Over a quarter of a century ago J. B., always interested in the poet whose name he shared, contacted Jerome McGann with a scholarly question. “There’s a Byron Society, and you should join it,” Jerry advised. J. B. joined, and for decades he enriched Byronworld with his distinctive presence. J. B. attended international Byron conferences in Nottingham, Prague, Venice, Boston/New York/ Newark DE, St. Andrews, and Versailles.
He served as President of the Byron Society of America, where his legal counsel proved invaluable as the BSA moved its collection of books and other Byroniana to its present home at Drew University. J. B. entertained and edified many Byronists who visited him over more than two decades. His hospitality was lavish, his knowledge of Virginia history extensive, and his smoothly guided tour of Jeffersonian Virginia ranging from Charlottesville to Monticello, Barboursville, Montpelier, Ash Lawn, and Poplar Forest, unforgettable.
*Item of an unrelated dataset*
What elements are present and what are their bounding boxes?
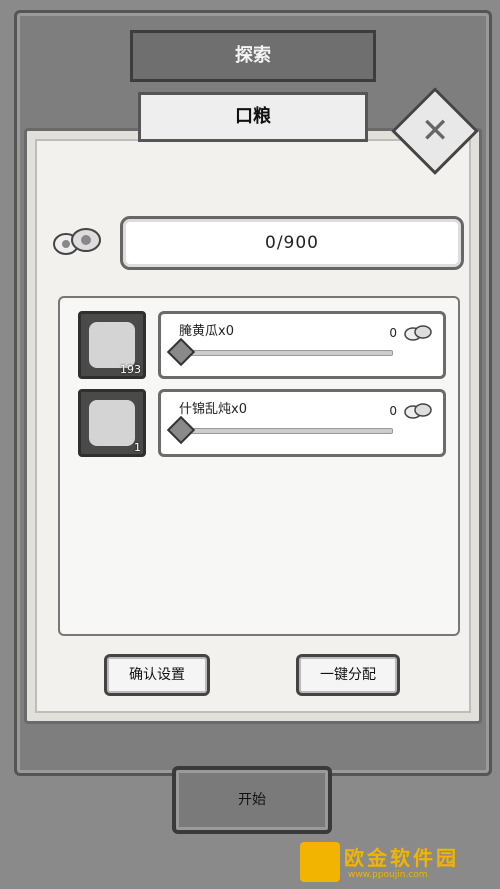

J. B. was the proud descendant of two old Shenandoah Valley families and a lifelong resident of Waynesboro Virginia. He was a partner in the Edmunds, Willets, Yount and Hicks law firm and was the second-youngest mayor in Waynesboro’s history. For 25 years he served as Waynesboro’s city attorney, acting also as city planner for much of that time. Well-known as a local historian and lecturer, JB was a pillar of many institutions besides the BSA, among them the Augusta County Historical Society, the Augusta County Bar Association, Fishburne Military School, and the University of Science and Philosophy established at nearby Swannanoa by Walter and Lao Russell. He was a faithful Presbyterian, a staunch Mason, and a fervent Wahoo, a life member of the Waynesboro NAACP and a 60-year member of Farmington Country Club outside Charlottesville. J. B. was a reader, a collector, and a superb raconteur (to experience his mellifluous cadences, read a few paragraphs of Remembered for Love, his biography of Lao Russell), a Virginia gentleman and a citizen of the world—and, like Byron, a profound, amused student of human nature in all its complexity. As Marsha Manns, founder of the BSA, fondly recalls, J. B. “could see through anything–could politic intensely to accomplish a good end and yet have everyone think the world of him. He accomplished more in one lifetime than seems possible and yet he never wearied.”
J. B.’s many friends, in Byron circles and beyond, will miss his warmth, wisdom, generosity, and goodness—and his stories.